Ses coéquipières aussi sont ravies : « Marit est une grande athlète mais c’est surtout quelqu’un de bien », affirme Raghnild Haga. Ingvild Flugstad Østberg ajoute : « c’est mon modèle, elle est incroyable. Et puis je lui ai dit que plus vite elle rejoindrait l’arrivée, plus vite elle verrait son fils », explique-t-elle en riant. « C’est difficile d’expliquer tout ce qu’elle a fait pour le ski et le sport norvégien, dit quant à lui Erik Røste.
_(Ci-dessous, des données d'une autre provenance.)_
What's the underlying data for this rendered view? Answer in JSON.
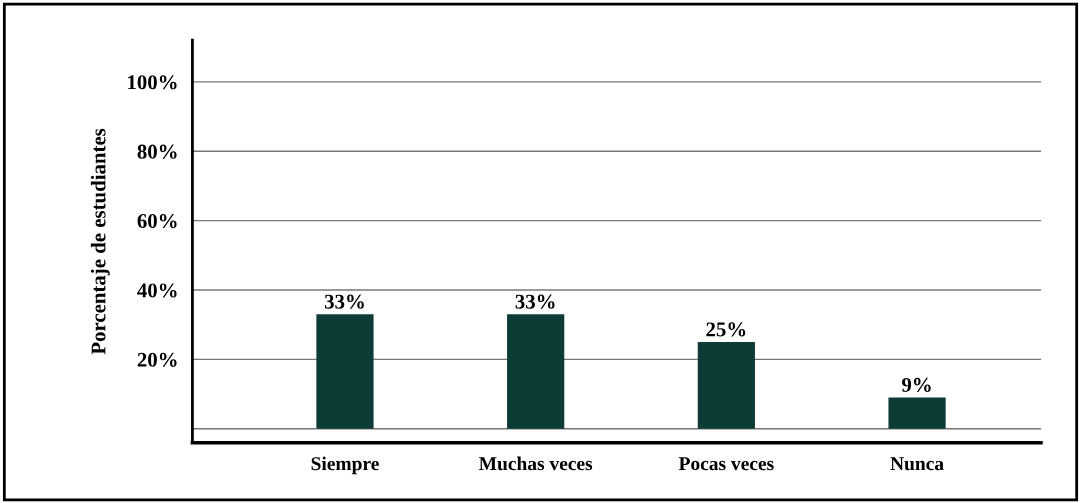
{
  "chart_data": {
    "type": "bar",
    "ylabel": "Porcentaje de estudiantes",
    "categories": [
      "Siempre",
      "Muchas veces",
      "Pocas veces",
      "Nunca"
    ],
    "values": [
      33,
      33,
      25,
      9
    ],
    "color": "#0d3b36",
    "data_labels": true,
    "value_labels": [
      "33%",
      "33%",
      "25%",
      "9%"
    ],
    "ylim": [
      -4,
      112
    ],
    "yticks": [
      {
        "value": 0,
        "label": null
      },
      {
        "value": 20,
        "label": "20%"
      },
      {
        "value": 40,
        "label": "40%"
      },
      {
        "value": 60,
        "label": "60%"
      },
      {
        "value": 80,
        "label": "80%"
      },
      {
        "value": 100,
        "label": "100%"
      }
    ],
    "grid": "y",
    "legend": false
  }
}
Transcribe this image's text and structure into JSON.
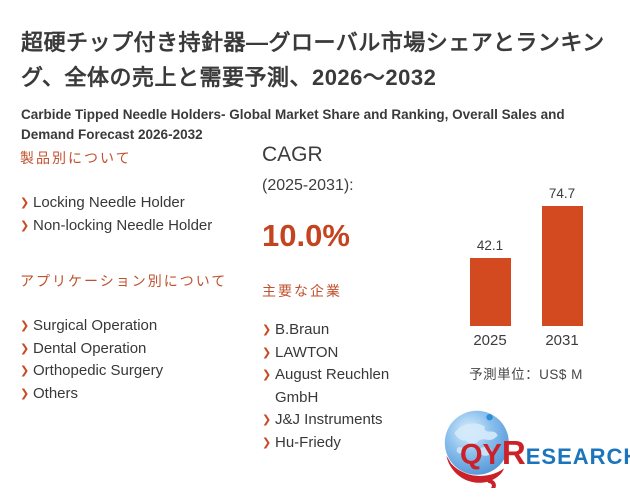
{
  "header": {
    "title_jp": "超硬チップ付き持針器—グローバル市場シェアとランキング、全体の売上と需要予測、2026～2032",
    "title_en": "Carbide Tipped Needle Holders- Global Market Share and Ranking, Overall Sales and Demand Forecast 2026-2032"
  },
  "product_section": {
    "heading": "製品別について",
    "items": [
      "Locking Needle Holder",
      "Non-locking Needle Holder"
    ]
  },
  "application_section": {
    "heading": "アプリケーション別について",
    "items": [
      "Surgical Operation",
      "Dental Operation",
      "Orthopedic Surgery",
      "Others"
    ]
  },
  "cagr": {
    "label": "CAGR",
    "period": "(2025-2031):",
    "value": "10.0%"
  },
  "companies_section": {
    "heading": "主要な企業",
    "items": [
      "B.Braun",
      "LAWTON",
      "August Reuchlen GmbH",
      "J&J Instruments",
      "Hu-Friedy"
    ]
  },
  "chart_data": {
    "type": "bar",
    "categories": [
      "2025",
      "2031"
    ],
    "values": [
      42.1,
      74.7
    ],
    "title": "",
    "xlabel": "",
    "ylabel": "",
    "ylim": [
      0,
      80
    ],
    "grid": false,
    "legend": false,
    "unit_note": "予測単位：US$ M",
    "bar_color": "#d34a20"
  },
  "logo": {
    "text_red_qy": "QY",
    "text_red_r": "R",
    "text_blue": "ESEARCH"
  },
  "bullet_icon": "❯",
  "colors": {
    "accent_heading": "#c0512e",
    "accent_value": "#c3441f",
    "bar": "#d34a20",
    "logo_red": "#cb2128",
    "logo_blue": "#1b75bc",
    "text_dark": "#3a3a3a"
  }
}
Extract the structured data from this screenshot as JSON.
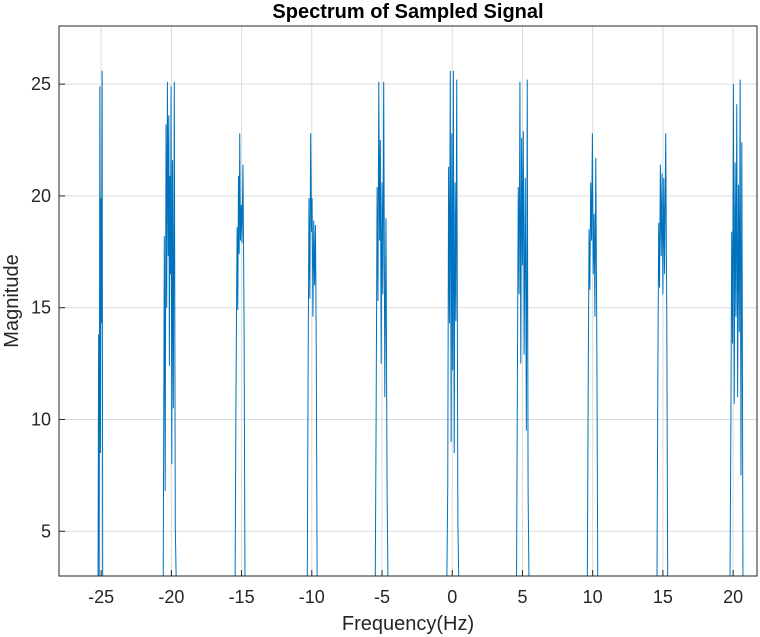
{
  "chart_data": {
    "type": "line",
    "title": "Spectrum of Sampled Signal",
    "xlabel": "Frequency(Hz)",
    "ylabel": "Magnitude",
    "xlim": [
      -28,
      21.7
    ],
    "ylim": [
      3,
      27.6
    ],
    "grid": true,
    "x_ticks": [
      -25,
      -20,
      -15,
      -10,
      -5,
      0,
      5,
      10,
      15,
      20
    ],
    "x_tick_labels": [
      "-25",
      "-20",
      "-15",
      "-10",
      "-5",
      "0",
      "5",
      "10",
      "15",
      "20"
    ],
    "y_ticks": [
      5,
      10,
      15,
      20,
      25
    ],
    "y_tick_labels": [
      "5",
      "10",
      "15",
      "20",
      "25"
    ],
    "colors": {
      "line": "#0072bd",
      "grid": "#dcdcdc",
      "axis": "#262626"
    },
    "series": [
      {
        "values": [
          [
            -25.22,
            3.0
          ],
          [
            -25.18,
            13.8
          ],
          [
            -25.14,
            3.0
          ],
          [
            -25.09,
            24.9
          ],
          [
            -25.05,
            8.5
          ],
          [
            -25.01,
            19.9
          ],
          [
            -24.97,
            14.3
          ],
          [
            -24.93,
            25.6
          ],
          [
            -24.89,
            3.0
          ],
          [
            -20.58,
            3.0
          ],
          [
            -20.5,
            18.2
          ],
          [
            -20.44,
            6.8
          ],
          [
            -20.38,
            23.2
          ],
          [
            -20.33,
            15.0
          ],
          [
            -20.28,
            25.1
          ],
          [
            -20.22,
            17.3
          ],
          [
            -20.18,
            23.6
          ],
          [
            -20.14,
            12.4
          ],
          [
            -20.1,
            20.9
          ],
          [
            -20.06,
            16.5
          ],
          [
            -20.02,
            24.9
          ],
          [
            -19.97,
            8.0
          ],
          [
            -19.92,
            21.6
          ],
          [
            -19.86,
            10.5
          ],
          [
            -19.79,
            25.1
          ],
          [
            -19.72,
            5.2
          ],
          [
            -19.66,
            3.0
          ],
          [
            -15.46,
            3.0
          ],
          [
            -15.4,
            10.9
          ],
          [
            -15.32,
            18.6
          ],
          [
            -15.27,
            14.9
          ],
          [
            -15.22,
            20.9
          ],
          [
            -15.17,
            17.4
          ],
          [
            -15.13,
            22.8
          ],
          [
            -15.08,
            18.0
          ],
          [
            -15.02,
            19.6
          ],
          [
            -14.97,
            17.9
          ],
          [
            -14.9,
            21.4
          ],
          [
            -14.82,
            14.0
          ],
          [
            -14.76,
            3.0
          ],
          [
            -10.32,
            3.0
          ],
          [
            -10.26,
            12.6
          ],
          [
            -10.2,
            19.9
          ],
          [
            -10.14,
            15.4
          ],
          [
            -10.08,
            22.8
          ],
          [
            -10.02,
            18.4
          ],
          [
            -9.98,
            19.9
          ],
          [
            -9.92,
            14.6
          ],
          [
            -9.86,
            18.9
          ],
          [
            -9.8,
            16.0
          ],
          [
            -9.74,
            18.7
          ],
          [
            -9.68,
            12.9
          ],
          [
            -9.62,
            3.0
          ],
          [
            -5.48,
            3.0
          ],
          [
            -5.42,
            10.1
          ],
          [
            -5.35,
            20.4
          ],
          [
            -5.29,
            15.3
          ],
          [
            -5.23,
            25.1
          ],
          [
            -5.17,
            18.0
          ],
          [
            -5.12,
            22.5
          ],
          [
            -5.06,
            12.5
          ],
          [
            -5.0,
            20.6
          ],
          [
            -4.94,
            15.6
          ],
          [
            -4.88,
            25.1
          ],
          [
            -4.8,
            11.0
          ],
          [
            -4.72,
            19.0
          ],
          [
            -4.64,
            7.0
          ],
          [
            -4.58,
            3.0
          ],
          [
            -0.38,
            3.0
          ],
          [
            -0.32,
            7.0
          ],
          [
            -0.26,
            21.3
          ],
          [
            -0.2,
            14.3
          ],
          [
            -0.14,
            25.6
          ],
          [
            -0.08,
            9.0
          ],
          [
            -0.03,
            22.8
          ],
          [
            0.03,
            12.2
          ],
          [
            0.08,
            25.6
          ],
          [
            0.14,
            8.5
          ],
          [
            0.2,
            20.6
          ],
          [
            0.26,
            14.4
          ],
          [
            0.32,
            25.2
          ],
          [
            0.4,
            5.5
          ],
          [
            0.46,
            3.0
          ],
          [
            4.58,
            3.0
          ],
          [
            4.64,
            11.8
          ],
          [
            4.7,
            20.4
          ],
          [
            4.76,
            15.6
          ],
          [
            4.82,
            25.1
          ],
          [
            4.88,
            12.5
          ],
          [
            4.94,
            22.6
          ],
          [
            5.0,
            16.9
          ],
          [
            5.06,
            22.9
          ],
          [
            5.12,
            12.9
          ],
          [
            5.2,
            20.8
          ],
          [
            5.28,
            9.5
          ],
          [
            5.34,
            25.2
          ],
          [
            5.4,
            6.9
          ],
          [
            5.46,
            3.0
          ],
          [
            9.62,
            3.0
          ],
          [
            9.68,
            11.4
          ],
          [
            9.74,
            18.5
          ],
          [
            9.8,
            15.8
          ],
          [
            9.86,
            20.6
          ],
          [
            9.92,
            18.0
          ],
          [
            9.98,
            22.8
          ],
          [
            10.04,
            16.5
          ],
          [
            10.1,
            19.2
          ],
          [
            10.16,
            14.6
          ],
          [
            10.22,
            21.7
          ],
          [
            10.3,
            12.8
          ],
          [
            10.36,
            3.0
          ],
          [
            14.58,
            3.0
          ],
          [
            14.64,
            12.0
          ],
          [
            14.7,
            18.8
          ],
          [
            14.76,
            15.9
          ],
          [
            14.82,
            21.4
          ],
          [
            14.88,
            17.3
          ],
          [
            14.94,
            21.0
          ],
          [
            15.0,
            15.6
          ],
          [
            15.06,
            20.8
          ],
          [
            15.12,
            16.5
          ],
          [
            15.2,
            22.8
          ],
          [
            15.28,
            14.0
          ],
          [
            15.34,
            3.0
          ],
          [
            19.78,
            3.0
          ],
          [
            19.84,
            9.8
          ],
          [
            19.9,
            18.4
          ],
          [
            19.96,
            13.4
          ],
          [
            20.02,
            25.0
          ],
          [
            20.08,
            10.7
          ],
          [
            20.14,
            21.5
          ],
          [
            20.2,
            14.6
          ],
          [
            20.26,
            24.1
          ],
          [
            20.32,
            11.0
          ],
          [
            20.38,
            20.5
          ],
          [
            20.44,
            13.9
          ],
          [
            20.5,
            25.2
          ],
          [
            20.56,
            7.5
          ],
          [
            20.62,
            22.4
          ],
          [
            20.7,
            3.0
          ]
        ]
      }
    ]
  }
}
Même dans les moments difficiles, elle a guidé l’équipe, c’est l’une de nos plus grandes athlètes. »
De son côté, Ole Einar Bjørndalen, désormais surpassé au nombre de médailles olympiques par sa compatriote, est lui aussi fasciné : « c’est une personne et une skieuse fantastique, je suis fier d’être Norvégien aujourd’hui grâce à elle », déclare-t-il à la NRK.
En plus de saluer l’athlète qu’elle est, les experts vantent la très belle course du jour de la fondeuse : « elle a très très bien skié », affirme Fredrik Aukland. « Oui, cette année c’est la meilleure en classique et elle est dans une forme olympique, c’était logique », dit quant à lui Roar Hjelmeset, l’entraîneur norvégien.
Mais si Marit Bjørgen est ravie d’avoir enfin atteint son objectif de ramener une médaille d’or individuelle de Pyeongchang, ses coéquipières ont été moins chanceuses aujourd’hui. Ingvild Flugstad Østberg, par exemple, passe à côté du podium pour quelques secondes, sur le sprint final. « Je savais pourquoi je me battais, au moins. Apparemment, Stina pensait qu’on s’affrontait pour la 4e place… Mais ça ne change rien », déclare Østberg.
Heidi Weng, 8e aujourd’hui, s’est surtout attardée sur les déboires de l’Autrichienne Stadlober qui, 2e, s’est trompée de piste et a skié autour d’un anneau, disant adieu au podium. « Je sais ce que ça fait, ça m’est arrivé il y a deux ans, rappelle la Norvégienne. Mais je comprends aussi parce que moi aussi, j’ai eu parfois du mal à m’y retrouver sur les pistes coréennes, c’était parfois un peu flou. »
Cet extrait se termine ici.